The stakes were high. Gould figured to win or lose millions, depending on the outcome of the trial. It was just about the money, at least that was what he said. But in his heart, he knew a victory could mean vindication, too.
Quite a few people refused to believe Gould had invented the laser. The thinking was, he couldn't have. To do something like that, you had to be a serious scientist, or at least be an acolyte to one. Poor Gordon Gould, he didn't even have a Ph.D. And acolyte had never been a good way to describe him. So you were stuck with the insupportable notion that a thirty-seven-year-old graduate student had grasped the key to one of the more significant inventions of all time. Meanwhile, working down the hall was a very serious scientist and professor who, by the way, obtained the first patent on a laser and went on to win a Nobel Prize -- before somebody figured out that the laser in his patent wouldn't work. Gould couldn't count the times his own claims had been greeted by the sound of laughter. If they wanted to be nice, those serious scientists, they would let on that Gould was clever enough but just, well, not really serious; he doesn't publish in our journals, you see, he doesn't go to our meetings. If they didn't want to be nice -- and this was usually the case -- they would hint that Gould had stolen his ideas from the august professor down the hall and then tried to claim them as his own. Hardly anyone but Gould was willing to say that it might have been the other way around.

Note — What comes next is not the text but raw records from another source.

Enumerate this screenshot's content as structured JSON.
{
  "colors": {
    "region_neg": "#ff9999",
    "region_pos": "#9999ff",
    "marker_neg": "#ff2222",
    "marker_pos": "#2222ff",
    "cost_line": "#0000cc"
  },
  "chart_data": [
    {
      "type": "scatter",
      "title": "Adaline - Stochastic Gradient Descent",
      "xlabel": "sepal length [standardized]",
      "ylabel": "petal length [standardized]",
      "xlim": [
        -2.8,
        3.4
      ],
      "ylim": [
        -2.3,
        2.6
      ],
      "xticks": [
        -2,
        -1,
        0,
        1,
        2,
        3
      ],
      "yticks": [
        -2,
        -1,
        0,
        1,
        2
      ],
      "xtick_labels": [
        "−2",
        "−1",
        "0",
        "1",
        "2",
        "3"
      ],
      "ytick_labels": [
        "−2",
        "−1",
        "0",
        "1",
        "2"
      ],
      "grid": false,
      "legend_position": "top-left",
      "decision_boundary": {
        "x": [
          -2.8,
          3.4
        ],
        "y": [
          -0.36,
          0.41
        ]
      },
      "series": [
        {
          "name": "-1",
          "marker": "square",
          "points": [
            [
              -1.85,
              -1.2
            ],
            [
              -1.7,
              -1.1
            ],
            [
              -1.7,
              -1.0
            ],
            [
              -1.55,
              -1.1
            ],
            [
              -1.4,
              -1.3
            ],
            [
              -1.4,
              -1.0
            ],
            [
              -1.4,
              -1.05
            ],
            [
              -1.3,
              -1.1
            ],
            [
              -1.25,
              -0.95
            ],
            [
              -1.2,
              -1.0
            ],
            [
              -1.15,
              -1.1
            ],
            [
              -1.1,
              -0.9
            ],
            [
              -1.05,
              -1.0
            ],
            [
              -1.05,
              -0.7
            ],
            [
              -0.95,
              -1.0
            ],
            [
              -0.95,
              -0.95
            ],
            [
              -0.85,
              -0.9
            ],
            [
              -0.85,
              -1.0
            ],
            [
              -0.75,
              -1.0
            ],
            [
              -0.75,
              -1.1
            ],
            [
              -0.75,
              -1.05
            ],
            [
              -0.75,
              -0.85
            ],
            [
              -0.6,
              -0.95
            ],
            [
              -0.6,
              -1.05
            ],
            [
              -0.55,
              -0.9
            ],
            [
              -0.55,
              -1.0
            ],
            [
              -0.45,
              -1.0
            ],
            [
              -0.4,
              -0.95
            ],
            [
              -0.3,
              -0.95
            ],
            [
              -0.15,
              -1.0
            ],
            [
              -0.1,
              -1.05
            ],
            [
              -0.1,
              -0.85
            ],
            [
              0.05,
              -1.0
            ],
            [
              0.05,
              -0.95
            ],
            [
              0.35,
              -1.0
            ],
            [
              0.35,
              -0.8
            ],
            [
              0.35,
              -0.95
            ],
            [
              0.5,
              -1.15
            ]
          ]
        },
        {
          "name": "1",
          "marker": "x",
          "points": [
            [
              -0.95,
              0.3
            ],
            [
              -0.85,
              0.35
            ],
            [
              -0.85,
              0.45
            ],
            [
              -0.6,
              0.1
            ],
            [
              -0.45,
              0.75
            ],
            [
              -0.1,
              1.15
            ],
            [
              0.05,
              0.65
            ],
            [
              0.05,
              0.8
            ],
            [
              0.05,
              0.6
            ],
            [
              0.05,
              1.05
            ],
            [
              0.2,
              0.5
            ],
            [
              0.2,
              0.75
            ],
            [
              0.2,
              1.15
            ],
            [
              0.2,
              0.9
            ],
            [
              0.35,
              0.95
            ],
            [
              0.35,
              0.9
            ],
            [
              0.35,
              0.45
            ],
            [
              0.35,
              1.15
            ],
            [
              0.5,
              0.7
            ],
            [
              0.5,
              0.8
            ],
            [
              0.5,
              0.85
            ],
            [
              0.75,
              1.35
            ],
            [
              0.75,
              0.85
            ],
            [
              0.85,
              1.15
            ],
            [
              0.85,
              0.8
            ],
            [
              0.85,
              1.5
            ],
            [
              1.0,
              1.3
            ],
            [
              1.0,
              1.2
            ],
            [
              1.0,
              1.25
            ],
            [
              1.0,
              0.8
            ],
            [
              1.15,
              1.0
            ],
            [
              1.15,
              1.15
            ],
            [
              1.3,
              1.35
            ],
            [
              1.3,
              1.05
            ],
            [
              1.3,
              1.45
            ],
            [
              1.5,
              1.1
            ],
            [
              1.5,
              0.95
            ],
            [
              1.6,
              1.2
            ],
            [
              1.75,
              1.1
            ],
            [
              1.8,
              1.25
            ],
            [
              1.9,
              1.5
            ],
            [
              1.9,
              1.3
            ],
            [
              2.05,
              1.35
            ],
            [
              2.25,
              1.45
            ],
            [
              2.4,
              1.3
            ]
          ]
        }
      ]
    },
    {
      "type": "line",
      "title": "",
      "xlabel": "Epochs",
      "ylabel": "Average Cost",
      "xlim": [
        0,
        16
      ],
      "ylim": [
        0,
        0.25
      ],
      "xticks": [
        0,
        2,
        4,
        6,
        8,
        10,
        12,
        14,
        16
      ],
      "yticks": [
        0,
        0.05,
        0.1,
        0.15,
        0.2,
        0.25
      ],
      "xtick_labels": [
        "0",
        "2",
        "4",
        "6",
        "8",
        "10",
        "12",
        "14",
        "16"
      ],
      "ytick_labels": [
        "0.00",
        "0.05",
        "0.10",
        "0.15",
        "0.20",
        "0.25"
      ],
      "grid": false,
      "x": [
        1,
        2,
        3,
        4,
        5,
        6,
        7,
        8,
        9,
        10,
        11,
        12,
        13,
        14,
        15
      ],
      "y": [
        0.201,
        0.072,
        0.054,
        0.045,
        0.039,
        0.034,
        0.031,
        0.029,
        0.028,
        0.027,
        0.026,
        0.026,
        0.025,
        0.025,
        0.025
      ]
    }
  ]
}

Gould settled in his chair, thinking that if he won this thing, it would not only fill his pockets and bring his long ordeal to an end, it would force the keepers of the grail to rewrite their scientific histories. He wanted that more than he was willing to admit.
The snowy-haired Goodrich stood near the railing of the witness stand and asked Gould to tell the jury a little bit about himself.
Gould leaned toward the microphone. He described his early life, his studies, his early attempts to make inventions, his return to graduate studies to learn physics when he realized he didn't know enough. He spoke quietly, matter-of-factly, until he began describing that November night in 1957.
Now something stirred. Gould, reliving the moment of his discovery, transformed in the witness box. He shed years of age and the lines in his face softened. His eyes shone and his voice crackled with new energy.
"It suddenly flashed into my mind that the amplification of light was going to do something quite remarkable, or could be made to do something remarkable," he said. "Instead of light going in every direction, you could generate a straight beam and concentrate the amplified light power into a beam of great intensity. You could focus that beam down to a tiny spot and get a fantastic intensity. And that thought was exciting. That immediately opened up my mind. My God, you could do things with this which have never been done before!"